The most widely used measurements of variation are the standard deviation and variance. However, to calculate either of the two metrics, the sum of squares must first be calculated. The variance is the average of the sum of squares (i.e., the sum of squares divided by the number of observations). The standard deviation is the square root of the variance.

There are two methods of regression analysis that use the sum of squares: the linear least squares method and the non-linear least squares method. The least squares method refers to the fact that the regression function minimizes the sum of the squares of the variance from the actual data points. In this way, it is possible to draw a function, which statistically provides the best fit for the data. Note that a regression function can either be linear (a straight line) or non-linear (a curving line).

Example of Sum of Squares

Let's use Microsoft as an example to show how you can arrive at the sum of squares.

Using the steps listed above, we gather the data. So if we're looking at the company's performance over a five-year period, we'll need the closing prices for that time frame:

  • $74.01
  • $74.77
  • $73.94
  • $73.61
  • $73.40

Now let's figure out the average price. The sum of the total prices is $369.73 and the mean or average price is $369.73 ÷?5 = $73.95.

Then, figure out the sum of squares, we find the difference of each price from the average, square the differences, and add them together:

  • SS = ($74.01 - $73.95)2 + ($74.77 - $73.95)2 + ($73.94 - $73.95)2 + ($73.61 - $73.95)2 + ($73.40 - $73.95)2
  • SS = (0.06)2 + (0.82)2 + (-0.01)2 + (-0.34)2 + (-0.55)2
  • SS = 1.0942

In the example above, 1.0942 shows that the variability in the stock price of MSFT over five days is very low and investors looking to invest in stocks characterized by price stability and low volatility may opt for MSFT.

How Do You Define the Sum of Squares?

The sum of squares is a form of regression analysis to determine the variance from data points from the mean. If there is a low sum of squares, it means there's low variation. A higher sum of squares indicates higher variance. This can be used to help make more informed decisions by determining investment volatility or to compare groups of investments with one another.

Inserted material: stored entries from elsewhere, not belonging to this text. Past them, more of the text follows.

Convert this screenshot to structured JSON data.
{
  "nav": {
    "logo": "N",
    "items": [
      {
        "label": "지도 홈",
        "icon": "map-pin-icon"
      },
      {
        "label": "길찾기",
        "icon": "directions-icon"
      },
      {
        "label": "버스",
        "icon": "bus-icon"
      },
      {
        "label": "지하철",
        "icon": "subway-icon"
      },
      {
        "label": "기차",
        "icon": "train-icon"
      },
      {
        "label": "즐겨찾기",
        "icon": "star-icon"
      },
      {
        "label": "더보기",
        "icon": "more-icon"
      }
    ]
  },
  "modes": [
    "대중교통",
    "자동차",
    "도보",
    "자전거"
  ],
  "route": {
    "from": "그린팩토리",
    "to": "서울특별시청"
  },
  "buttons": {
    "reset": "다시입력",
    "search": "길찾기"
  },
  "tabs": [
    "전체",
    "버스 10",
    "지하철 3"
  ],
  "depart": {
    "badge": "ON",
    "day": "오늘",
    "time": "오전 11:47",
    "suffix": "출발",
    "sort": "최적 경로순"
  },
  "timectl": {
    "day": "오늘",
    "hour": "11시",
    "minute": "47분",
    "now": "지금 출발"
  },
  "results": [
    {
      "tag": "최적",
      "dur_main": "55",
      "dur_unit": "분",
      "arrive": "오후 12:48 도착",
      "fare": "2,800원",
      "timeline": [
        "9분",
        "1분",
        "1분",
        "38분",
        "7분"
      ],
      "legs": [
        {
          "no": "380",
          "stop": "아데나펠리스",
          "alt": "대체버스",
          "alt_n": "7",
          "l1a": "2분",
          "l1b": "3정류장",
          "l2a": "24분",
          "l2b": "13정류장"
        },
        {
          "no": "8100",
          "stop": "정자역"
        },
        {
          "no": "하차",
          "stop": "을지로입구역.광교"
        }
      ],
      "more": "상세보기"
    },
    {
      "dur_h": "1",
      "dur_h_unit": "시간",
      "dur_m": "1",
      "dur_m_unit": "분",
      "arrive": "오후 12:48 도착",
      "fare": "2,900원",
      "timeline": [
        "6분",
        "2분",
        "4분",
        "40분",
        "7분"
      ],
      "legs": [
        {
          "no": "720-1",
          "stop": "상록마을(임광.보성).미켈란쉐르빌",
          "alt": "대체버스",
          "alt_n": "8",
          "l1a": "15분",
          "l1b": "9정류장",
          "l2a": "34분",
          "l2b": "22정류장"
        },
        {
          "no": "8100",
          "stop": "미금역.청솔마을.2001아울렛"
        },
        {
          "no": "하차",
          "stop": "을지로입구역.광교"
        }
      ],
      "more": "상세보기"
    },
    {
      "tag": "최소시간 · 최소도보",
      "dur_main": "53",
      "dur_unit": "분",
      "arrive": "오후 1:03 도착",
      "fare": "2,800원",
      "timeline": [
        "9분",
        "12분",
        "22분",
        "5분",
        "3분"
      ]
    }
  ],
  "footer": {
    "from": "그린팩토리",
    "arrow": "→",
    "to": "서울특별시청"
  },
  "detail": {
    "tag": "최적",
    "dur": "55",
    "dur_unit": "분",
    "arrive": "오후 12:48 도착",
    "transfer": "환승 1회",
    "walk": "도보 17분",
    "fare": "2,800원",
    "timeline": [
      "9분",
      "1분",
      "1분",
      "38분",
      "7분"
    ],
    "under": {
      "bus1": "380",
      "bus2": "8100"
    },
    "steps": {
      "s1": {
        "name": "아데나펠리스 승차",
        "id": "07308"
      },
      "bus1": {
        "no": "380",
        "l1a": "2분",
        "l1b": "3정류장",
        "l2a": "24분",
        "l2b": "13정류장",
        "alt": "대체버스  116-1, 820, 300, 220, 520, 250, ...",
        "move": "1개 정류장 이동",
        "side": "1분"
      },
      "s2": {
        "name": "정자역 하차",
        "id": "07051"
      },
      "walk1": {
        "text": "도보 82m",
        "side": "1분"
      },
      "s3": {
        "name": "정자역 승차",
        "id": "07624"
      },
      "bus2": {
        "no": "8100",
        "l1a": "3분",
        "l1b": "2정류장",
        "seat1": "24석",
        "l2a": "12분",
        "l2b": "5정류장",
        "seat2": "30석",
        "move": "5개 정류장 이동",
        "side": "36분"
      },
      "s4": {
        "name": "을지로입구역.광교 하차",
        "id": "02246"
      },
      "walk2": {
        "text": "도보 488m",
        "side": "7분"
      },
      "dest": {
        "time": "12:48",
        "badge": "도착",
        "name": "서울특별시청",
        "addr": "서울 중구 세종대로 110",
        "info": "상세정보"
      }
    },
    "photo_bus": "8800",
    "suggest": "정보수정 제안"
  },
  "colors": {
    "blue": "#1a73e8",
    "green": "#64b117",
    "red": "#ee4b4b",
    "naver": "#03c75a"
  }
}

How Do You Calculate the Sum of Squares?

In order to calculate the sum of squares, gather all your data points. Then determine the mean or average by adding them all together and dividing that figure by the total number of data points. Next, figure out the differences between each data point and the mean. Then square those differences and add them together to give you the sum of squares.

How Does the Sum of Squares Help in Finance?

Investors and analysts can use the sum of squares to make comparisons between different investments or make decisions about how to invest. For instance, you can use the sum of squares to determine stock volatility. A low sum generally indicates low volatility while higher volatility is derived from a higher sum of squares.

The Bottom Line

As an investor, you want to make informed decisions about where to put your money. While you can certainly do so using your gut instinct, there are tools at your disposal that can help you. The sum of squares takes historical data to give you an indication of implied volatility. Use it to see whether a stock is a good fit for you or to determine an investment if you're on the fence between two different assets. Keep in mind, though, that the sum of squares uses past performance as an indicator and doesn't guarantee future performance.